Theater's tough, but TV's "kind of weird," as contenders for Sunday's Broadway honors including Ruth Wilson, Laurie Metcalf and more reveal their preference.

Laurie Metcalf attends the 70th Emmy Awards - Getty-H 2019
Neilson Barnard/Getty Images

  • Ruth Wilson

    "TV and film is about having patience. You have to switch it on, rather than three hours at time, a minute at a time. You go on, do your scene, and then go and sit in a trailer for two hours before you do your next scene. It's kind of weird. You have moments of being switched on and off. You have to learn that dynamic and that kind of rhythm, whereas theater takes a lot more focus on a long stretch." 

  • Santino Fontana

    "The biggest difference is [onstage] you are telling the story from beginning to end, which is fantastic for an actor to get to do — because on a TV set or in a movie you're moment-to-momenting it, and you're hoping someone will edit it together.

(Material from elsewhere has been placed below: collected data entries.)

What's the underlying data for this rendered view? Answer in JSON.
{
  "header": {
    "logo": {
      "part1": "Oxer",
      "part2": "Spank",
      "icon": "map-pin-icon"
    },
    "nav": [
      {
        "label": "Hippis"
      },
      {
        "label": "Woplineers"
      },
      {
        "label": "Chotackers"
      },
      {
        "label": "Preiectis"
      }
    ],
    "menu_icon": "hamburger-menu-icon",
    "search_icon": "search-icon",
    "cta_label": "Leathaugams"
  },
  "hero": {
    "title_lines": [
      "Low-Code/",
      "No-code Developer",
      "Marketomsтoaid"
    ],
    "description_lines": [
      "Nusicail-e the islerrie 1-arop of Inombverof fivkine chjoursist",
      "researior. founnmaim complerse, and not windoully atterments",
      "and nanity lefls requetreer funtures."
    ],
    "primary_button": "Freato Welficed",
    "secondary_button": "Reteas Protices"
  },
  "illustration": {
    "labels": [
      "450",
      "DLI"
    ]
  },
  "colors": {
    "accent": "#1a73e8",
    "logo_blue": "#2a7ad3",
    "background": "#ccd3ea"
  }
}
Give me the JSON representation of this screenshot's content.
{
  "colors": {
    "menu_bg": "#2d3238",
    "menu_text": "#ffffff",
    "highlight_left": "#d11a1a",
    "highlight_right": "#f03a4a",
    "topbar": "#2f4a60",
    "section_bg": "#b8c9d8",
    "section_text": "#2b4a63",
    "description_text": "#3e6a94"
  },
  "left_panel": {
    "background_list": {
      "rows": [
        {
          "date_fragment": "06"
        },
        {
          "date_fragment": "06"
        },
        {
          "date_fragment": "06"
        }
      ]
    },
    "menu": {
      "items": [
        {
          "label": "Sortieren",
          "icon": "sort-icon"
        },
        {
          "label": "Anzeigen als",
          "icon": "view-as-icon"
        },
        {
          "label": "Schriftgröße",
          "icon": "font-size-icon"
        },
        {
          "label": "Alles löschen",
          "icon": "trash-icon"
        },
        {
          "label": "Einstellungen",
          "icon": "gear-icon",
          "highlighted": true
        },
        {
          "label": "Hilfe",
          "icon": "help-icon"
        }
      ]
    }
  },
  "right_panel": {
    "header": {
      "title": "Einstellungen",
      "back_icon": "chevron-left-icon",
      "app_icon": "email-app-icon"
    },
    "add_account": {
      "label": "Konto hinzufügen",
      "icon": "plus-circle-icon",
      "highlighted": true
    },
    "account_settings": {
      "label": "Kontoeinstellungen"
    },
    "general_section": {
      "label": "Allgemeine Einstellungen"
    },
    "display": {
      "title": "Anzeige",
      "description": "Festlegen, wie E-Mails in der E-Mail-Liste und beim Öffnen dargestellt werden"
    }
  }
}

You're putting your performance in the hands of someone you don't know. Whereas onstage, there's nothing in between me and 1,600 strangers — and whatever's going to happen on that stage, I'm there and the creative team has entrusted our cast to do that. That's why I love it."

  • Laurie Metcalf

    "It's a whole different animal. There's no comparison. I get into my routine here with the eight shows a week, and we have a much longer rehearsal period, of course. With film and TV, you're limited with the amount of rehearsal time that you actually get. I generally feel under-rehearsed working that way. But I love the luxury of having a lot of rehearsal. That's the big difference to me. Working live in front of a theater audience gives me an adrenaline boost that carries me through the show. I find it much harder to maintain my energy level on a movie or TV set because of the downtime between takes.

  • Celia Keenan-Bolger

    "On television and film sets, there's a lot of time in your trailer waiting and then you get to set, whereas in theater, there is that half-hour before, I'm just hanging out with Gideon Glick and Will Pullen in the dressing room and having chats before the show. I think that part of it, the sort of collaborative nature and the communal nature of it, definitely keeps me going."

  • Stephanie J. Block

    "Every day it's a different schedule in theater. Every day it's a little bit of different self-care. I have the best partner in my husband Sebastian Arcelus. If I did not have him, I could not manage the balancing of motherhood and this beauty of awards season and still maintaining eight shows a week. You need a team, and I have a husband who acts as a team."